Unchecked by a warning that I could promise no secrecy as to what he should say, and a reminder of, what he knew full well, that he was in a position of grave danger, he declared to me that he had harboured the thought of killing his master, and, though he had never actually laid hands on him, was as guilty as though he had done so. Starting with this declaration he plunged into a long and uninterrupted discourse of which I should find it impossible, even if I wished it, to give an at all adequate report.
As for the matter of his statement: if one were to accept it as true, it was the tale, common enough two centuries ago, but so rarely told now that modern ears find it very hard to take it in, the tale of the ordinary struggle between good and evil in a man, taking an acute and violent form, so that the man feels day by day the alternate mastery of a religious exaltation, which he believes to be wholly good, and of base passions, which, when they come upon him, seem to be an evil spirit driving him as the steam drives an engine.

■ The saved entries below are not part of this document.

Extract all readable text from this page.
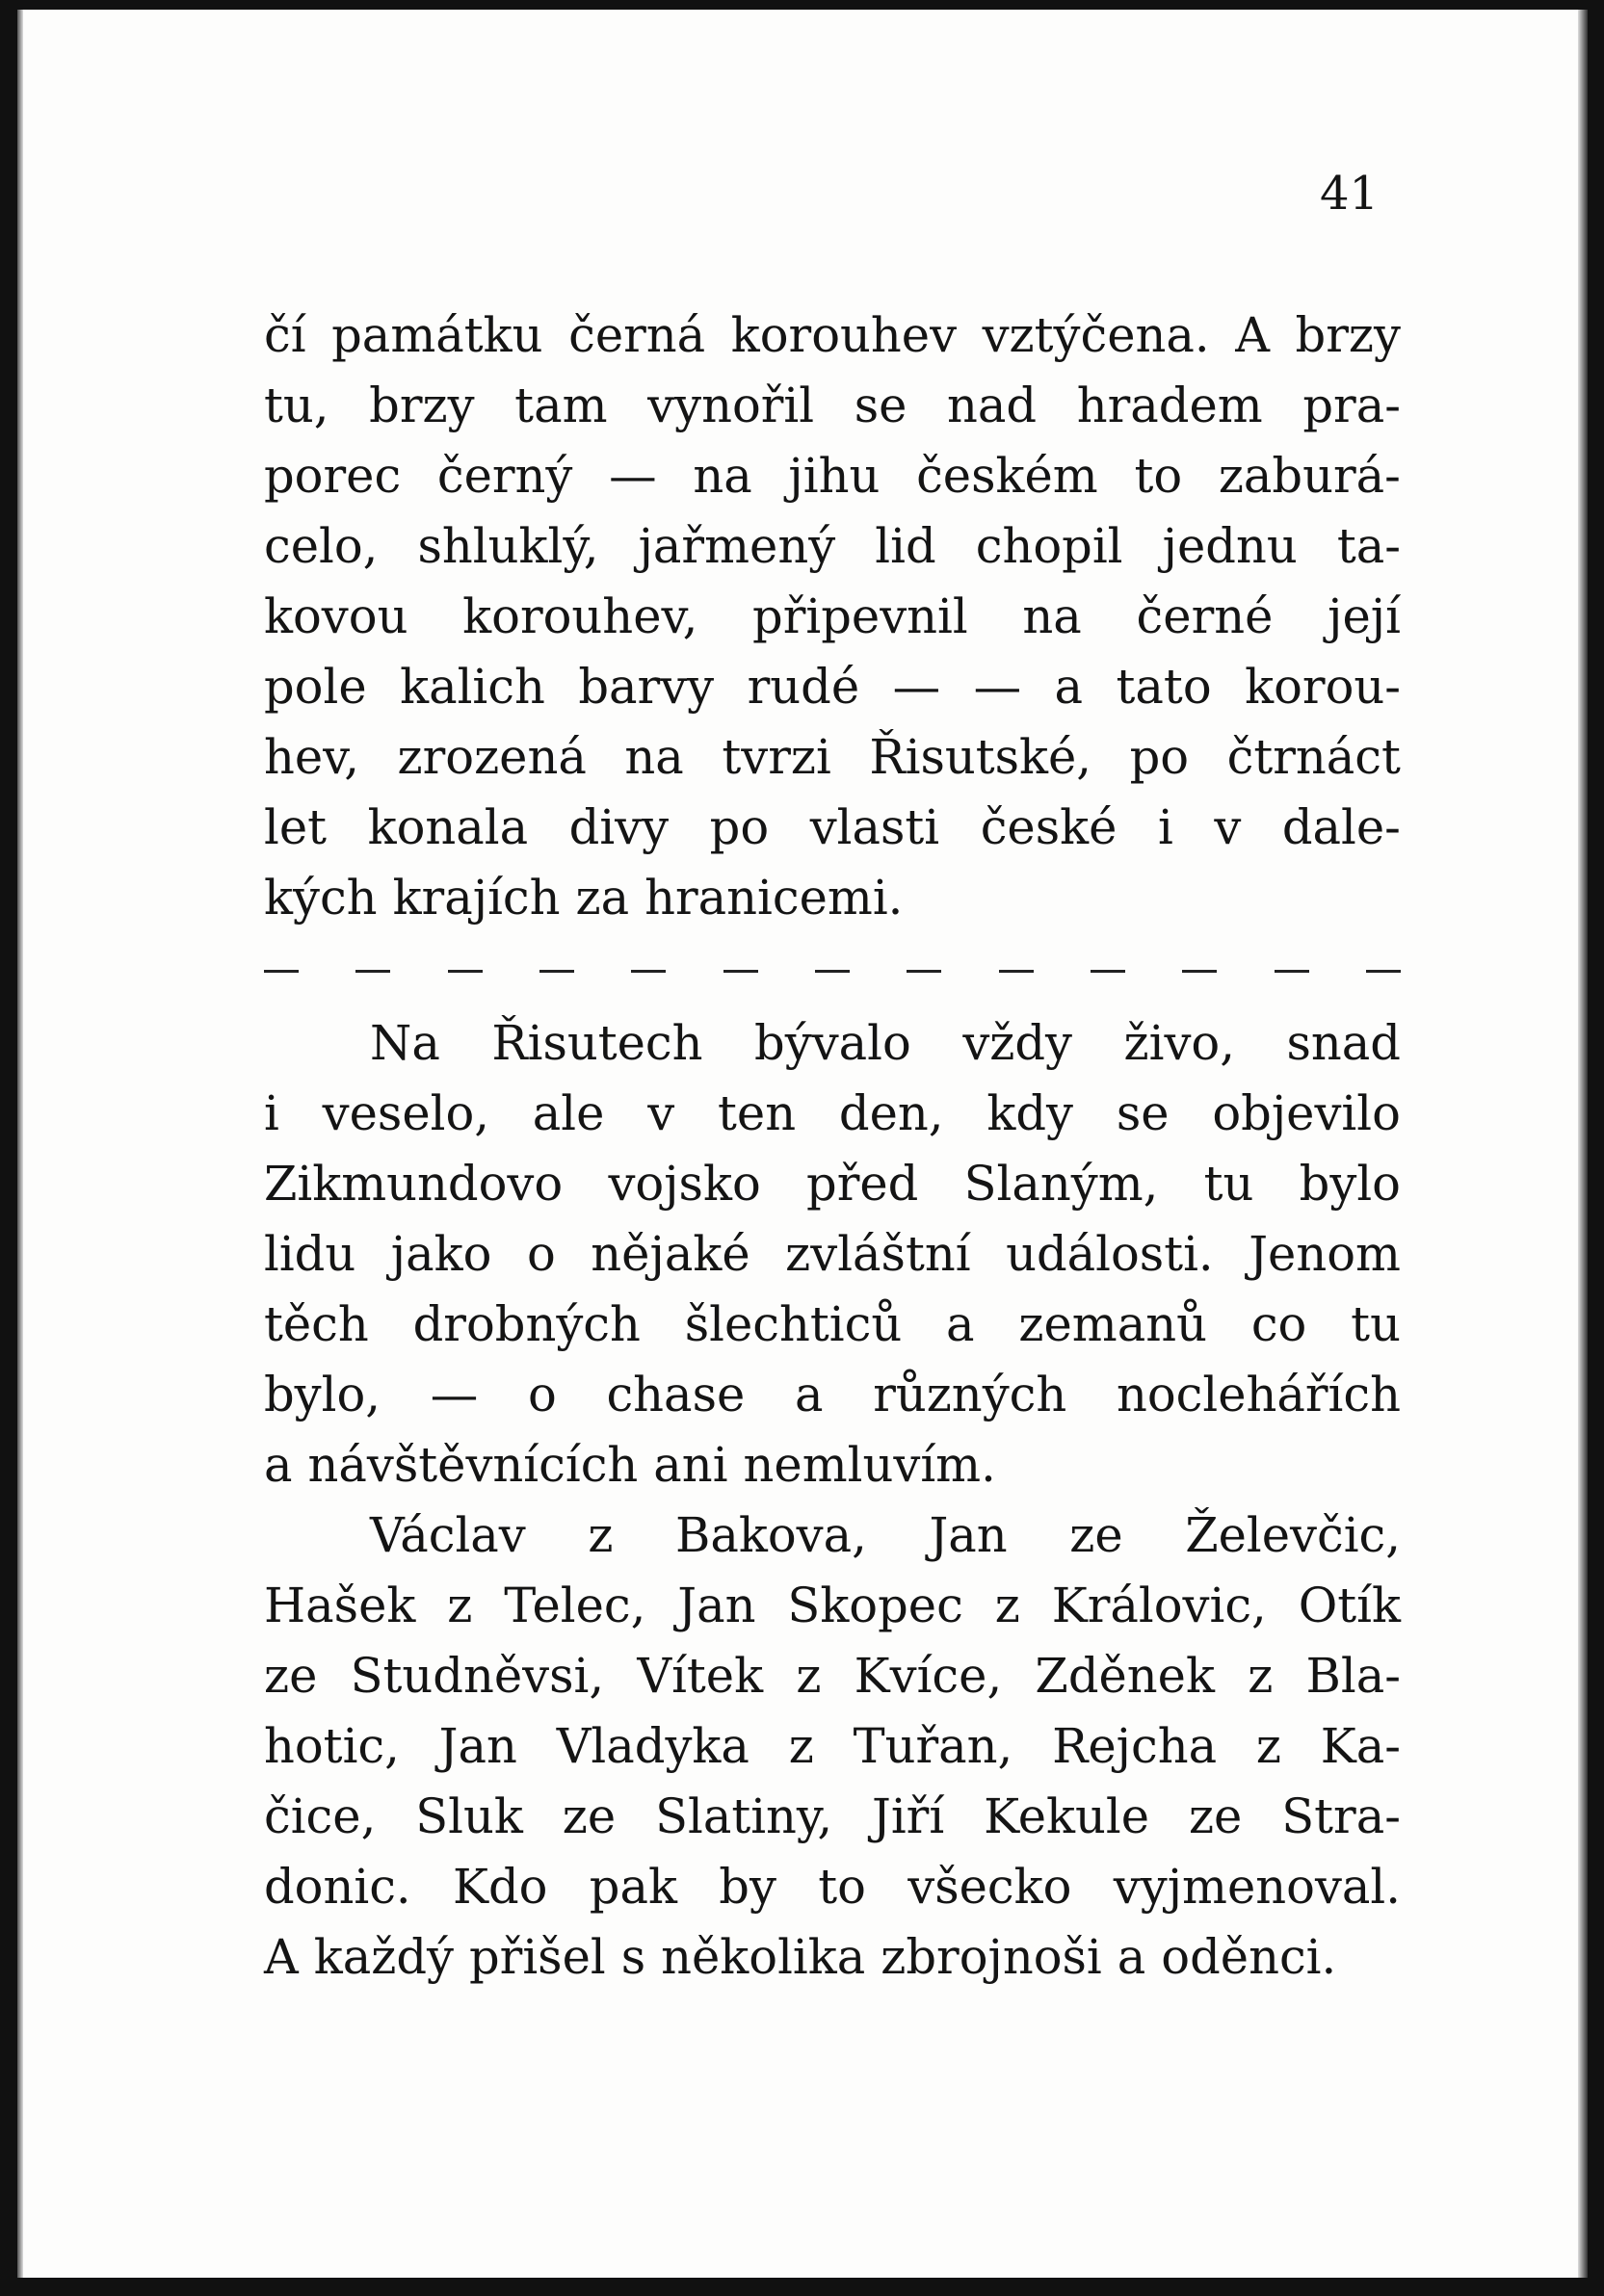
41

čí památku černá korouhev vztýčena. A brzy
tu, brzy tam vynořil se nad hradem pra-
porec černý — na jihu českém to zaburá-
celo, shluklý, jařmený lid chopil jednu ta-
kovou korouhev, připevnil na černé její
pole kalich barvy rudé — — a tato korou-
hev, zrozená na tvrzi Řisutské, po čtrnáct
let konala divy po vlasti české i v dale-
kých krajích za hranicemi.
Na Řisutech bývalo vždy živo, snad
i veselo, ale v ten den, kdy se objevilo
Zikmundovo vojsko před Slaným, tu bylo
lidu jako o nějaké zvláštní události. Jenom
těch drobných šlechticů a zemanů co tu
bylo, — o chase a různých noclehářích
a návštěvnících ani nemluvím.
Václav z Bakova, Jan ze Želevčic,
Hašek z Telec, Jan Skopec z Královic, Otík
ze Studněvsi, Vítek z Kvíce, Zděnek z Bla-
hotic, Jan Vladyka z Tuřan, Rejcha z Ka-
čice, Sluk ze Slatiny, Jiří Kekule ze Stra-
donic. Kdo pak by to všecko vyjmenoval.
A každý přišel s několika zbrojnoši a oděnci.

From the manner of the statement, it was very hard to gather how much of it was sincere, impossible to gather whether or not something worse lay concealed behind that which was so strangely confessed. Self-abasement and self-righteousness, the genuine stuff of Puritan enthusiasm, the adulterated stuff of morbid religiousness, sheer cant, manly straightforwardness, pleasure in the opportunity of preaching and that to the parson,—all these things seemed blended together in Trethewy’s talk.